In an attempt to implement the HMLasso (Lasso with High missing rate, see https://www.ijcai.org/proceedings/2019/0491.pdf) in Python, I wanted to use Cvxpy. However, I've been facing an exception that I fail to solve.
This is the code:
# Known variables
rho_pair = np.array([1, 2])
R = np.array([[1, 2], [2, 4]])
S_pair = np.array([[3, 6], [7, 5]])
mu = 1
################
## First problem
################
# Variable to optimize
n = R.shape[0]
print(n)
Sigma = cp.Variable((n, n), PSD=True)
# Objective to minimize
obj = cp.Minimize(cp.sum_squares(cp.multiply(R, Sigma-S_pair)))
# Constraints
constraints = []
# Solve the optimization problem
prob = cp.Problem(obj, constraints)
prob.solve()
Sigma_opt = Sigma.value
print(Sigma_opt)
################
## Second problem
################
beta = cp.Variable(n)
obj2 = cp.Minimize(0.5 * beta.T @ Sigma_opt @ beta - rho_pair.T @ beta + mu * cp.norm1(beta))
# Constraints
constraints2 = []
# Solving
prob2 = cp.Problem(obj2, constraints2)
prob2.solve()
beta_opt = beta.value
print(Sigma_opt, beta_opt)
and here is the error I get:
DCPError: Problem does not follow DCP rules. Specifically:
The objective is not DCP. Its following subexpressions are not:
Promote(0.5, (2,)) @ var331 @ [[6.11942834 5.65628775]

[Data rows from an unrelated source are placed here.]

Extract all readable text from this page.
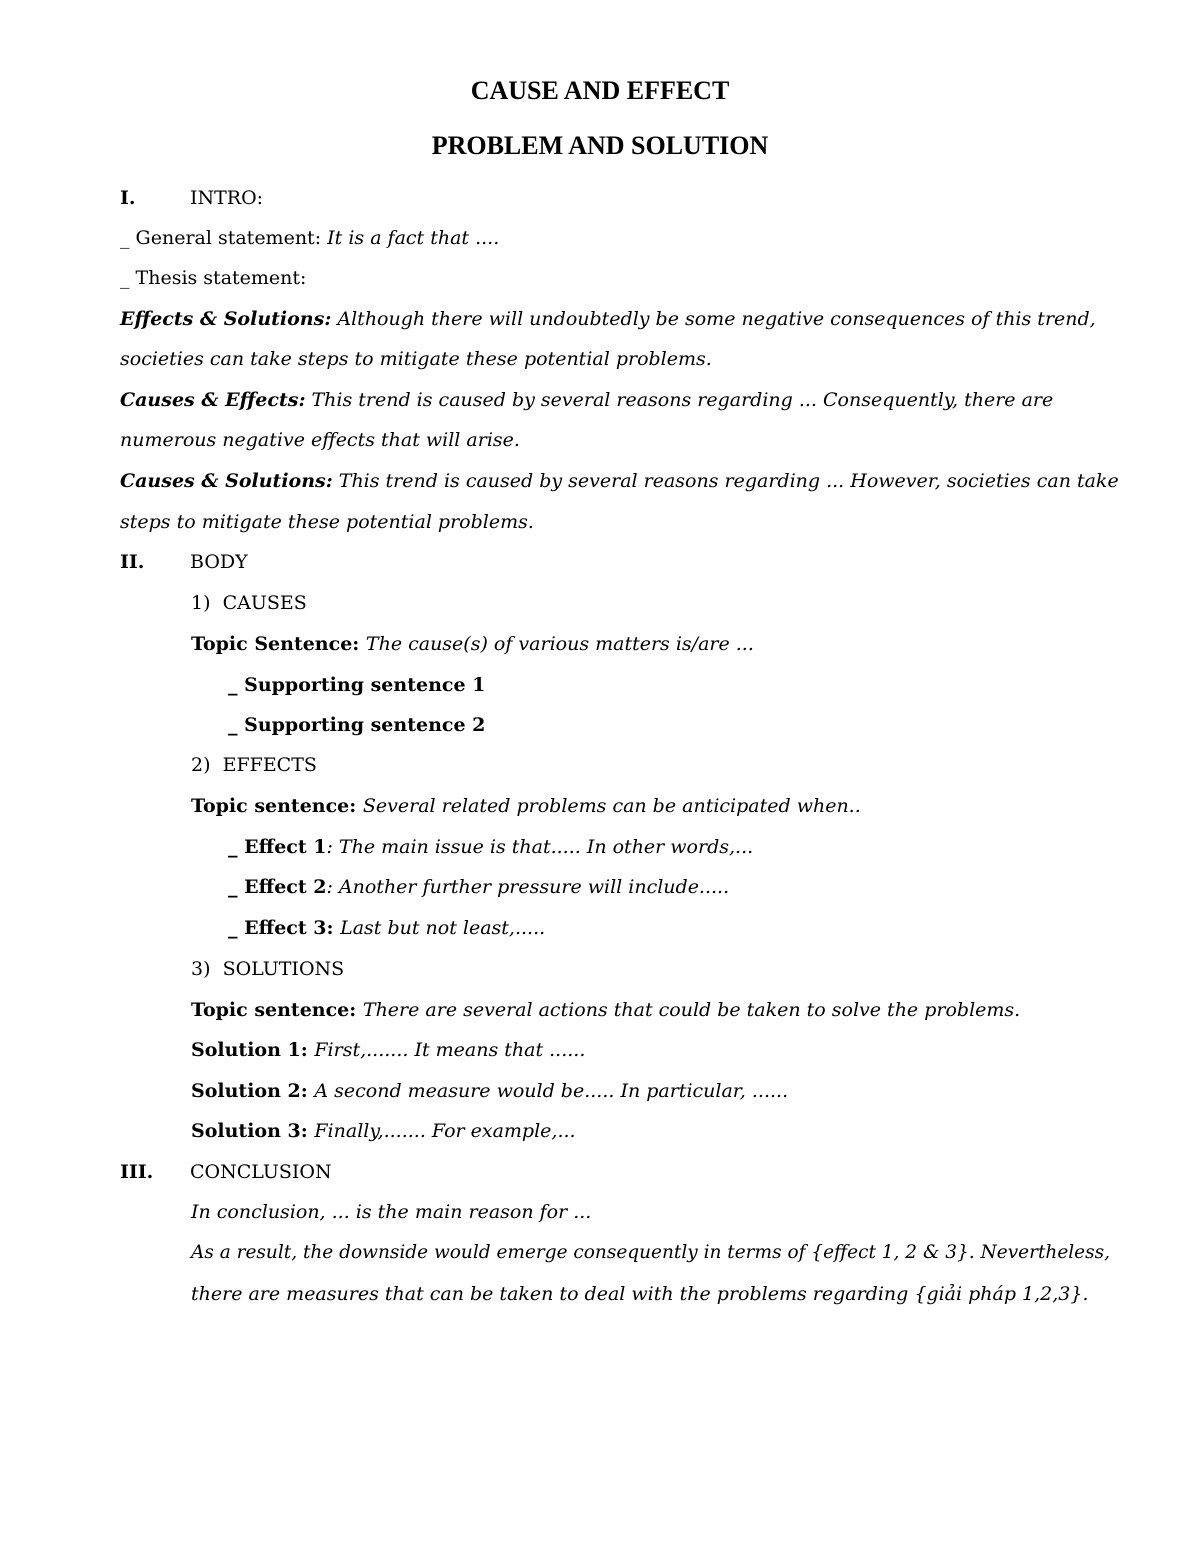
CAUSE AND EFFECT
PROBLEM AND SOLUTION
I.	INTRO:
_ General statement: It is a fact that ....
_ Thesis statement:
Effects & Solutions: Although there will undoubtedly be some negative consequences of this trend,
societies can take steps to mitigate these potential problems.
Causes & Effects: This trend is caused by several reasons regarding ... Consequently, there are
numerous negative effects that will arise.
Causes & Solutions: This trend is caused by several reasons regarding ... However, societies can take
steps to mitigate these potential problems.
II. BODY
1)  CAUSES
Topic Sentence: The cause(s) of various matters is/are ...
_ Supporting sentence 1
_ Supporting sentence 2
2)  EFFECTS
Topic sentence: Several related problems can be anticipated when..
_ Effect 1: The main issue is that..... In other words,...
_ Effect 2: Another further pressure will include.....
_ Effect 3: Last but not least,.....
3)  SOLUTIONS
Topic sentence: There are several actions that could be taken to solve the problems.
Solution 1: First,....... It means that ......
Solution 2: A second measure would be..... In particular, ......
Solution 3: Finally,....... For example,...
III. CONCLUSION
In conclusion, ... is the main reason for ...
As a result, the downside would emerge consequently in terms of {effect 1, 2 & 3}. Nevertheless,
there are measures that can be taken to deal with the problems regarding {giải pháp 1,2,3}.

[5.65628775 5.228199 ]] @ var331
I have tried to replace the problematic expression by cp.quad_form(beta, Sigma_opt)
but it does not change anything. Do you know how to fix this issue?
Thank you!
I've been able to solve this error this way:
# It appears that, due to floating points exceptions, Sigma_opt is not always
# Positive semidefinite. Hence, we shall check it.
eigenvalues = np.linalg.eig(self.Sigma_opt)[0]
min_eigenvalue = min(eigenvalues)
if min_eigenvalue < 0:
print(f"[Warning] Sigma_opt is not PSD, its minimum eigenvalue is
{min_eigenvalue}. Error handled by adding {-min_eigenvalue} to each
eigenvalue.")
self.Sigma_opt = self.Sigma_opt - min_eigenvalue * np.eye(self.p, self.p)
In the process of implementing this HMLasso, I've solved many other issues. Now it works. My code is available on github for those interested :-).